GBA provided M/P/FP design services for the $111 million LEED Gold project, with electrical design by a partnering firm. The new eight-story, 300,000-square-foot facility supports ambulatory services and surgeries.
Three mechanical areas were provided: basement (chillers, pumps, boilers, medical gas compressors, plumbing and fire pumps, emergency generator); fourth floor (air handling units, exhaust fans, electrical); and penthouse (cooling towers, stair pressurization fans, boiler stack). Centralizing ventilation distribution at the fourth floor mid-level helped the team minimize duct risers/shafts and manage outdoor air intake and exhaust separation. Features include an enhanced building envelope (high-performance windows, insulation); low-velocity coil and filter design; reduced lighting power density; high-efficiency condensing heating hot water and domestic hot water boilers; high-efficiency chillers with VFD; variable-primary chilled water flow; and cooling tower VFDs.

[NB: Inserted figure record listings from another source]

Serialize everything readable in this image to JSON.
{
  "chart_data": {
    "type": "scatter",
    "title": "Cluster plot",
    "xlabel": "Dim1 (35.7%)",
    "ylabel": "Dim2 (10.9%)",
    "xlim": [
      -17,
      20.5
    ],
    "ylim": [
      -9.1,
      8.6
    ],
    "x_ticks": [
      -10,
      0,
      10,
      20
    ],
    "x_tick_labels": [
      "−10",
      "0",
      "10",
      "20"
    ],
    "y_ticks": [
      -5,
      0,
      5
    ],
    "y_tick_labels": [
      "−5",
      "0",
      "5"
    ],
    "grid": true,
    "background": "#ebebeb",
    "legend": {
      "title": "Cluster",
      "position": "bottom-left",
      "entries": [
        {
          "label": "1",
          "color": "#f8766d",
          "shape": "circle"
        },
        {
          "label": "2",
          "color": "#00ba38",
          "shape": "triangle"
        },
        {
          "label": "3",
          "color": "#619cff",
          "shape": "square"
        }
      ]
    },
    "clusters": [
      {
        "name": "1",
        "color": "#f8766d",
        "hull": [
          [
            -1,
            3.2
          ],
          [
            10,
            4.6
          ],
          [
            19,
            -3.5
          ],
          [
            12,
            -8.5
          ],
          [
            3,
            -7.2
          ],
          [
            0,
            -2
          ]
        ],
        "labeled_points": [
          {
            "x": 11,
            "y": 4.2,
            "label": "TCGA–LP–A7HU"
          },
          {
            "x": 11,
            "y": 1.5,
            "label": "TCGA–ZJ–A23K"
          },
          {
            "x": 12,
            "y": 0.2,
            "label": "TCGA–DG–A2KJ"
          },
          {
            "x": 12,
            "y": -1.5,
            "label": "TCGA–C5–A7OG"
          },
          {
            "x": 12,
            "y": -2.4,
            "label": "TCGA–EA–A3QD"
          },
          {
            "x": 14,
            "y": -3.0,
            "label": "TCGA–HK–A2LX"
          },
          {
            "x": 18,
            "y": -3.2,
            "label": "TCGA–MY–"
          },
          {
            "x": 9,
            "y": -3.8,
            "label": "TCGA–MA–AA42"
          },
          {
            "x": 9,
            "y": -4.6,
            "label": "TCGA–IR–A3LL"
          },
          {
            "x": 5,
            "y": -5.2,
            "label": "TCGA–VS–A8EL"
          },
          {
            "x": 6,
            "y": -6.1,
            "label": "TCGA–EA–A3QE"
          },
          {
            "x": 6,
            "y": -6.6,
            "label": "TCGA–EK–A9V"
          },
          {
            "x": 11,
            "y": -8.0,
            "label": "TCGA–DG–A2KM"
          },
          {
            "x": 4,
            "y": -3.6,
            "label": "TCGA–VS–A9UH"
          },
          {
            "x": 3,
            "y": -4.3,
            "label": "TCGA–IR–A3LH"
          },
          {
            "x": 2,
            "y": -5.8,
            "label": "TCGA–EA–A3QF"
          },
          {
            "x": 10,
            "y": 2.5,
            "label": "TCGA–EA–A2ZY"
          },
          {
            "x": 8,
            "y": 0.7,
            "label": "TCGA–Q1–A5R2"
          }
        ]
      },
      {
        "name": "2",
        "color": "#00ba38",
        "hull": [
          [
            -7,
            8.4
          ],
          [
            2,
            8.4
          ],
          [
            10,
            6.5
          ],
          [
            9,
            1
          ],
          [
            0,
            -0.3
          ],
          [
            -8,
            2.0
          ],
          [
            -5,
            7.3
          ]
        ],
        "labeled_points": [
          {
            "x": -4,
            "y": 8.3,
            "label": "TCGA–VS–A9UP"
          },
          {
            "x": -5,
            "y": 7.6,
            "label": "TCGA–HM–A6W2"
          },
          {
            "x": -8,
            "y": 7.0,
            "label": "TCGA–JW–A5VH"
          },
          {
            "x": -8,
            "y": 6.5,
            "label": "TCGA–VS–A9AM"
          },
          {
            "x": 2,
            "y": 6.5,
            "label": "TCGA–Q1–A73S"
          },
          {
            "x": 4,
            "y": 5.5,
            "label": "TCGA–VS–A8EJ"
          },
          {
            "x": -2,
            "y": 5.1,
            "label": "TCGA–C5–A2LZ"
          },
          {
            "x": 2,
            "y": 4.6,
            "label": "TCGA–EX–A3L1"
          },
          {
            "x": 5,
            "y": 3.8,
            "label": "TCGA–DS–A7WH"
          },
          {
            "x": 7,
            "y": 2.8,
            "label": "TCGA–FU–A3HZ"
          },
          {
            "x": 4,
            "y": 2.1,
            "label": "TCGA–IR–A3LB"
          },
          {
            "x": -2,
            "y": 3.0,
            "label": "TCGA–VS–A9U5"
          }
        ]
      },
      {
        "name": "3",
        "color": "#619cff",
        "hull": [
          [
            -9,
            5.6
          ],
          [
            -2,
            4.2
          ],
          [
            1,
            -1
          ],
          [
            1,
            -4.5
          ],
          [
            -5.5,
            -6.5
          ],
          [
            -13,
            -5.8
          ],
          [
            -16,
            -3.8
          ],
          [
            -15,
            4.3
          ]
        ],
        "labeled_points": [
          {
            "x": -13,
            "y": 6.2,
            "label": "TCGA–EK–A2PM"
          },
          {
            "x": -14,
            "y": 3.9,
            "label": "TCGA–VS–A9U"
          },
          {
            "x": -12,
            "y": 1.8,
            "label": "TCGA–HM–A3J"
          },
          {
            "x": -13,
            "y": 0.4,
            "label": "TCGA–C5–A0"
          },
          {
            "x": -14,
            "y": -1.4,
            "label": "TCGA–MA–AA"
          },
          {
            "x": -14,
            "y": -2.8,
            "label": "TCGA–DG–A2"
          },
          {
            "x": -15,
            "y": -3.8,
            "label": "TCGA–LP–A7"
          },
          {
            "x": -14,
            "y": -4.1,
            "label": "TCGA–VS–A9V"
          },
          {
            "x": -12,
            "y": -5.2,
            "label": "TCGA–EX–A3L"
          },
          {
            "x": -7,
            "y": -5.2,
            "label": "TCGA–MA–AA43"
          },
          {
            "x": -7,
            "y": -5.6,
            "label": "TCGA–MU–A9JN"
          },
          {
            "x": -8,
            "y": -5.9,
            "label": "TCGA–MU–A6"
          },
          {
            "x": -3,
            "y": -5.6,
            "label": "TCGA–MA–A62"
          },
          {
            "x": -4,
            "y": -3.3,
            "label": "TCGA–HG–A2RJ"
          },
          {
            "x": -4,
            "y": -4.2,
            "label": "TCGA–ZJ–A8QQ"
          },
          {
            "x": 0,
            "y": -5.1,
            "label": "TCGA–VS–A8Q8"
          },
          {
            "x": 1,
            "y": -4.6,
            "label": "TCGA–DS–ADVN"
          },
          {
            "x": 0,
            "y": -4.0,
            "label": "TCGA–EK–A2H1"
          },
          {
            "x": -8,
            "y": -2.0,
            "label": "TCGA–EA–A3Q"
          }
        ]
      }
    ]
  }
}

- AHU fans/VFD configuration. The engineer designed the fan systems to use fan arrays instead of a single large fan in each system. All the fans are 10 hp or smaller, allowing for rapid replacements of motors and VFDs using off-the-shelf equipment. Redundancy is enhanced since problems with a single motor or VFD cause only a partial reduction in airflow capacity.
- Pharmacy AHU. The fifth through eighth floors are medical office space with nightly unoccupied hours, and are served by two 75,000-cfm AHUs. However, the 1,500-square-foot pharmacy on Floor 8—which includes sterile compounding rooms meeting USP 797— requires relatively constant temperature and pressurization. The engineer decided to serve this area from one of the AHUs that must operate 24/7 located on the lower floors, allowing both of the large AHUs that serve the remainder of the upper floors to shut down at night and on weekends when the high floors are unoccupied.

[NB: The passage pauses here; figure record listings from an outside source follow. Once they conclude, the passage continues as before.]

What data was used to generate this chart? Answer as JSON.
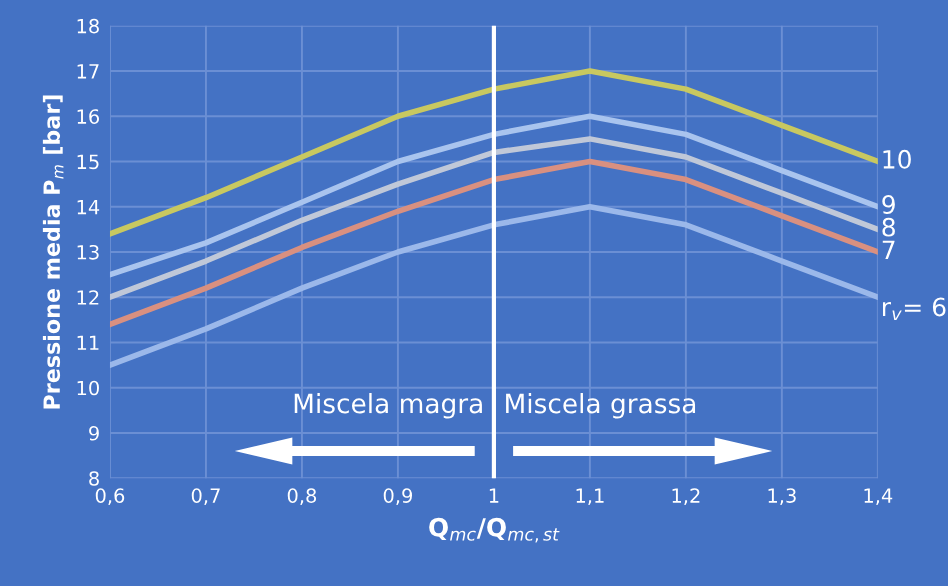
{
  "chart_data": {
    "type": "line",
    "xlabel": "Q$_{mc}$/Q$_{mc,st}$",
    "ylabel": "Pressione media P$_{m}$ [bar]",
    "x": [
      0.6,
      0.7,
      0.8,
      0.9,
      1.0,
      1.1,
      1.2,
      1.3,
      1.4
    ],
    "series": [
      {
        "name": "10",
        "color": "#c8c860",
        "values": [
          13.4,
          14.2,
          15.1,
          16.0,
          16.6,
          17.0,
          16.6,
          15.8,
          15.0
        ]
      },
      {
        "name": "9",
        "color": "#a9c4ee",
        "values": [
          12.5,
          13.2,
          14.1,
          15.0,
          15.6,
          16.0,
          15.6,
          14.8,
          14.0
        ]
      },
      {
        "name": "8",
        "color": "#c0c8d8",
        "values": [
          12.0,
          12.8,
          13.7,
          14.5,
          15.2,
          15.5,
          15.1,
          14.3,
          13.5
        ]
      },
      {
        "name": "7",
        "color": "#d99080",
        "values": [
          11.4,
          12.2,
          13.1,
          13.9,
          14.6,
          15.0,
          14.6,
          13.8,
          13.0
        ]
      },
      {
        "name": "r$_{v}$= 6",
        "color": "#9bb8ea",
        "values": [
          10.5,
          11.3,
          12.2,
          13.0,
          13.6,
          14.0,
          13.6,
          12.8,
          12.0
        ]
      }
    ],
    "xlim": [
      0.6,
      1.4
    ],
    "ylim": [
      8,
      18
    ],
    "xticks": [
      {
        "value": 0.6,
        "label": "0,6"
      },
      {
        "value": 0.7,
        "label": "0,7"
      },
      {
        "value": 0.8,
        "label": "0,8"
      },
      {
        "value": 0.9,
        "label": "0,9"
      },
      1,
      {
        "value": 1.1,
        "label": "1,1"
      },
      {
        "value": 1.2,
        "label": "1,2"
      },
      {
        "value": 1.3,
        "label": "1,3"
      },
      {
        "value": 1.4,
        "label": "1,4"
      }
    ],
    "yticks": [
      8,
      9,
      10,
      11,
      12,
      13,
      14,
      15,
      16,
      17,
      18
    ],
    "ref_lines": [
      {
        "axis": "x",
        "value": 1,
        "color": "#ffffff"
      }
    ],
    "annotations": [
      "Miscela magra",
      "Miscela grassa"
    ],
    "grid": true,
    "legend": false,
    "marker": "none",
    "line_style": "solid"
  }
}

- Chilled water plant design. The two 800-ton chillers serve both weather-dependent loads and process loads. To handle process loads (approx. 150 tons) in winter, the design links the new Outpatient Pavilion building to the closest of the main hospital’s four existing chiller plants. This solution eliminated the need to operate the pavilion’s chiller plant under a less efficient low-load condition, or buy and operate a small, less efficient air-cooled wintertime chiller. It allows the pavilion’s cooling tower to be taken off-line during winter and also improves winter loading of the main hospital’s chiller plant.
- Setback provisions. To avoid issues associated with unoccupied temperature and ventilation setbacks during winter, the building includes perimeter fin-tube heating units. These allow central AHU fans serving non-critical areas to remain off in winter months during unoccupied periods. The fin-tube heating units also enhance thermal comfort and prevent condensation at the building envelope.
- Operations and maintenance. The BAS allows the pavilion’s temperature controls to be monitored remotely from the central boiler plant as well as off-site locations. The facilities can make remote adjustments to the boiler plant and chiller operations. The AHUs are equipped with fan wall technology, consisting of multiple direct-drive fans arranged as a wall of fans. Using direct-drive fans obviates the need to stock or change fan belts. If a single motor fails on any one air handling unit, this no longer qualifies as an emergency service call.
Using ASHRAE 90.1-2007 as a baseline, a 22.1% cost savings was achieved over the base case, representing more than $235,000 a year. Using IECC 2012/ASHRAE 90.1-2010, savings were 12.3% and more than $109,000 a year. The project received $80,000 in incentives from local utilities.